= Åsmund Reikvam =

Norwegian scientist and politician

Åsmund Ragnar Reikvam (born 1944 in Førde) is a Norwegian professor in medicine and former politician.

==Education==
He graduated as dr. med. in 1976 and became a specialist in Internal medicine and Heart disease in 1981. He worked at Ullevål university hospital and Sogn og Fjordane central hospital, the latter as head physician in 1983-1984 and 1989-1992. In 1999 he was appointed professor in pharmacotherapeutics at the University of Oslo.

==Career==
Before moving to Oslo he was a member of municipal council of Førde Municipality for eight years, representing the Labour Party. His brother Rolf Reikvam is a national legislator.

Reikvam graduated from Medical School, University of Oslo, in 1970, and was a research fellow at the Institute of Physiology, Faculty of Medicine, University of Oslo, where he gained his PhD degree in 1976 with a thesis on “Activation and proliferation of macrophages.”
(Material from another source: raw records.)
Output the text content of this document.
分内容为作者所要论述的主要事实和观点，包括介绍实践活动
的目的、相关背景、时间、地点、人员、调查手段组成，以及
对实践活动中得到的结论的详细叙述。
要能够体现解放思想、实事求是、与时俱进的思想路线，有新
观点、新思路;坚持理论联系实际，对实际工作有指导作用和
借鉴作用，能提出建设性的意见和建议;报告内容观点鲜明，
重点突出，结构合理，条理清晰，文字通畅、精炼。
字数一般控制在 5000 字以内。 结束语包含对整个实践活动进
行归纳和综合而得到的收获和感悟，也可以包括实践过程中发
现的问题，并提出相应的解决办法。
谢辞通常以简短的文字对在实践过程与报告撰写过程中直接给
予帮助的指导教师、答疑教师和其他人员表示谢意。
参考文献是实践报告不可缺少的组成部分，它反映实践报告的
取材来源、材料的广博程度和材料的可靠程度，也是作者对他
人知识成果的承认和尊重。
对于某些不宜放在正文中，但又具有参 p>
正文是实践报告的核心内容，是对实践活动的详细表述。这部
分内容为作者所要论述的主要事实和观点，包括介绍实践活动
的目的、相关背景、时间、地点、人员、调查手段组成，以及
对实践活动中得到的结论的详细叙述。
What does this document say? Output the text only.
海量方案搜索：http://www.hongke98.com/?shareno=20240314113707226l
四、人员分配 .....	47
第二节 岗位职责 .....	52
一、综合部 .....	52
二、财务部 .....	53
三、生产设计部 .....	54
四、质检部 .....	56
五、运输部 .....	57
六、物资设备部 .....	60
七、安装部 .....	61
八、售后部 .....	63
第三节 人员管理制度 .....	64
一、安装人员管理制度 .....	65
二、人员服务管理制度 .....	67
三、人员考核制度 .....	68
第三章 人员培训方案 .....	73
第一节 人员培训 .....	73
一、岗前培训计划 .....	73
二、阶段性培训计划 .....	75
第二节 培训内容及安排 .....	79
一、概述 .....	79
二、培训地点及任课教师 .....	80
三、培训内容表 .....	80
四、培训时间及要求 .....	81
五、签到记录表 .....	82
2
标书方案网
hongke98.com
Reikvam had his main clinical training at Ullevaal University Hospital, Oslo, and became specialist in cardiology and in internal medicine in 1981. After additional education at the University of Oslo in 1987 he received the Master of Health Administration degree. He has served as chair of the Department of Medicine and Cardiology, Central Hospital of Sogn and Fjordane, and was the medical director of the hospital. He has been director of research Forum, the research organisation of Ullevaal University Hospital, chair of the Department of Pharmacotherapeutics, University of Oslo and since 1999 professor of pharmacotherapeutics, now at the Institute of Clinical Medicine, University of Oslo.

He has been a member of the steering committees of important clinical trials, including the International Studies of Infarct Survival, ISIS2, ISIS3, ISIS4, and the EU funded trials of the European Secondary Prevention Study Group and, furthermore, a national co-ordinator of HOPE and GUARDIAN. He has extensive experience in clinical research. In recent years his main scientific interest has been pharmacotherapy and pharmacoepidemiology of cardiovascular diseases, particularly management of myocardial infarction. He is the author or co-author of 250 scientific papers and has published in reputable journals, including Nature, the Lancet, BMJ, Heart, Journal of Internal Medicine, European Heart Journal, European Journal of Clinical Pharmacology, and British Journal of Clinical Pharmacology.

Reikvam has served on the scientific boards of main granting agencies, including the Research Council of Norway and the Foundation for Health and Rehabilitation, chairman for ten years, and at present a member of the board of the organisation. Until recently he has been chair of the Norwegian Society of Pharmacoepidemiology. He is a member of The Adverse Drug Committee of the Norwegian Medical Agency. Reikvam is a Fellow of the European Society of Cardiology (FESC) and a member of the Working Group of Cardiovascular Pharmacology and Drug Therapy of the society. He has been a member of EMEA's (European Medicines Agency) pharmacovigilance working party and has had health care evaluation assignments for OECD.

Reikvam has had leading positions within the Norwegian Medical Association (NMA), including chair of a regional department and a member of the NMA's chief decision-making body, the Representative Body. He has been active in politics and has been a member of a town council (councilor) and has also served as alderman.